New Years Traditions From Around the World

Many Americans celebrate the New Year by watching the ball drop, having parties, or watching fireworks, but did you know that there are other traditions all around the world? Here are just a few.


In many Latin American countries, people eat twelve grapes at each bell strike at midnight. They make twelve wishes for the new year for each one they eat. Another Latin American tradition is running up the street with empty suitcases hoping to bring safe travels in the new year.


In Denmark it is a tradition to throw dishes onto neighbors, friends and families’ doorsteps. When people walk out of their doors and see giant piles of broken dishes, they know they have many friends. 

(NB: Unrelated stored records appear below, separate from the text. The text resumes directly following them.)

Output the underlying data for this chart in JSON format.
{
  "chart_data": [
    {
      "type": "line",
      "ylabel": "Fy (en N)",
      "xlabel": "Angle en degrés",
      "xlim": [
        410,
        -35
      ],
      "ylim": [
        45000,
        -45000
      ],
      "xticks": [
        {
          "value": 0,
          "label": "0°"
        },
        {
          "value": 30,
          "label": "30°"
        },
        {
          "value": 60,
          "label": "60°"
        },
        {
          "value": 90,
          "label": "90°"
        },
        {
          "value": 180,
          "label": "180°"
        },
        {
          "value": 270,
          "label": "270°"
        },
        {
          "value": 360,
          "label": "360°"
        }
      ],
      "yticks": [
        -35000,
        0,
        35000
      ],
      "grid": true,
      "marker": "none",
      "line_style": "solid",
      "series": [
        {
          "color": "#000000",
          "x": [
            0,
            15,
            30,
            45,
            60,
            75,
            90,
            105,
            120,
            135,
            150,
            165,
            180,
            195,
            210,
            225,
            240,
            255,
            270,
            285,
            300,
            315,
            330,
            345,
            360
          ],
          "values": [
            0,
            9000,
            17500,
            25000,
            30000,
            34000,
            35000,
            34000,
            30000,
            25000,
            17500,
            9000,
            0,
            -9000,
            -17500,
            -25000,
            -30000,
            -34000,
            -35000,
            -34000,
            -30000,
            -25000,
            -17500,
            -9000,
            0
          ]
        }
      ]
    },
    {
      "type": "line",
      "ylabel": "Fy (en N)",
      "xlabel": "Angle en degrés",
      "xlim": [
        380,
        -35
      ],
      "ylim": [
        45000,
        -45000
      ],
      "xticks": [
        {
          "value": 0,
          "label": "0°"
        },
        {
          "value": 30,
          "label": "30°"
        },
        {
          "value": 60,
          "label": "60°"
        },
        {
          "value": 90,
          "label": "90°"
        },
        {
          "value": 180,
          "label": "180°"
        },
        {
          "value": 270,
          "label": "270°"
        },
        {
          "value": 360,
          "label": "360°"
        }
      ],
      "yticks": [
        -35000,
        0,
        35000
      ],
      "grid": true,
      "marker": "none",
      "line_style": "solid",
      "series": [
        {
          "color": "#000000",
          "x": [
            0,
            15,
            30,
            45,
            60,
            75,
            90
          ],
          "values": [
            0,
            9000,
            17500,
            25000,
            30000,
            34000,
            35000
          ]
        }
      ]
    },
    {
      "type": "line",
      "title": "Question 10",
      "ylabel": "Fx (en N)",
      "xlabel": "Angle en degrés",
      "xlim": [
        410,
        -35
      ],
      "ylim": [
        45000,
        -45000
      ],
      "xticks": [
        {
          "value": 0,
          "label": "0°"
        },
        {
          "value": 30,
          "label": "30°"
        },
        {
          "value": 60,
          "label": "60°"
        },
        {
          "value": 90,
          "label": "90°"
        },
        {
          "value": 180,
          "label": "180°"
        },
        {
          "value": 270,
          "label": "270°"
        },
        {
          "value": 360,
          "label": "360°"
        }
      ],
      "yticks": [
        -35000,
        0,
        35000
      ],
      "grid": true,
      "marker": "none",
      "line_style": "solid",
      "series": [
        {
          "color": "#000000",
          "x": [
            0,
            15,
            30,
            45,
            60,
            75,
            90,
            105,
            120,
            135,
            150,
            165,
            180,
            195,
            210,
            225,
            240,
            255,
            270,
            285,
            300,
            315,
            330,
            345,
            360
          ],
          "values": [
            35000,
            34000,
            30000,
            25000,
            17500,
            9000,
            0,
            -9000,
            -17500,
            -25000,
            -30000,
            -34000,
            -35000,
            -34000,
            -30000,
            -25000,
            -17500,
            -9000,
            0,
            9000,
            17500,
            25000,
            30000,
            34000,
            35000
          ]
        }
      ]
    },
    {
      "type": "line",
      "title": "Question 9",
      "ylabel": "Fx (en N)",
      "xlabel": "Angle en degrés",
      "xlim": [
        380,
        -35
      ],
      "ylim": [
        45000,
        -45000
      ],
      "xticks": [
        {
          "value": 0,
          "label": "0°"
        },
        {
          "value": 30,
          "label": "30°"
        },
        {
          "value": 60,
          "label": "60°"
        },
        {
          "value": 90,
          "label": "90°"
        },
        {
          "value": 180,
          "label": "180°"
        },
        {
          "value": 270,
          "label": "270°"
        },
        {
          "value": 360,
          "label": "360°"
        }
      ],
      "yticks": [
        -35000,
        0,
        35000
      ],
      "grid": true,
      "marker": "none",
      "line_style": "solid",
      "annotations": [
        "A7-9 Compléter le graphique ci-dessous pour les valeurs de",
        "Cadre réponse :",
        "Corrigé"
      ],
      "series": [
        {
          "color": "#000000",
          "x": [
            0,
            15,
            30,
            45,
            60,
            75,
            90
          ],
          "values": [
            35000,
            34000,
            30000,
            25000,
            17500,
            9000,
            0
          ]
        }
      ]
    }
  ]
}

Italians have this tradition, as well, but they additionally throw old pieces of furniture out of their windows indicating a fresh start. 


Puerto Ricans have a tradition similar to the Americans tradition of the ball drop. However they have their differences. Instead of a ball dropping the Puerto Ricans have a Star rising.It is also tradition for people to sprinkle sugar outside their doors for good luck into the new year.


In Chile, families head to the graveyard to bring the new year to their loved ones that have passed on. They bring food and celebrate with fireworks, hoping for luck in the new year and peace for the family members who have died.


In Belarus, unmarried women compete in games on New Year’s Day. The winner of the games is said to be the one to be married in the New Year. An example of a game that is played involves each woman standing in front of their own corn pile. A rooster is let loose and the whoevers corn pile he picks is the winner.


At midnight on New Year’s Eve, 108 bell tolls can be heard in Japan. This practice is called Joya-no-Kane and the number of chimes represent what is known in Buddhism as the “earthly desires.”


In Ireland, people go out in the streets at midnight with pots and pans, banging them as they go along. This action is meant to ward off evil and all negativity to have a fresh start for the new year. This tradition also happens anywhere from the UK to Australia, but is believed to have started in Ireland. 


In Armenia, people write wishes on scraps of paper, set them on fire and put them into their drinks. They then drink the ashes of their wishes as the clock strikes midnight.


One of my favorite traditions comes from Cyprus. Families of the Greek Orthodox religion bake  cakes or breads, placing a coin in each one.. Whoever receives the slice with the coin inside receives good luck for the year.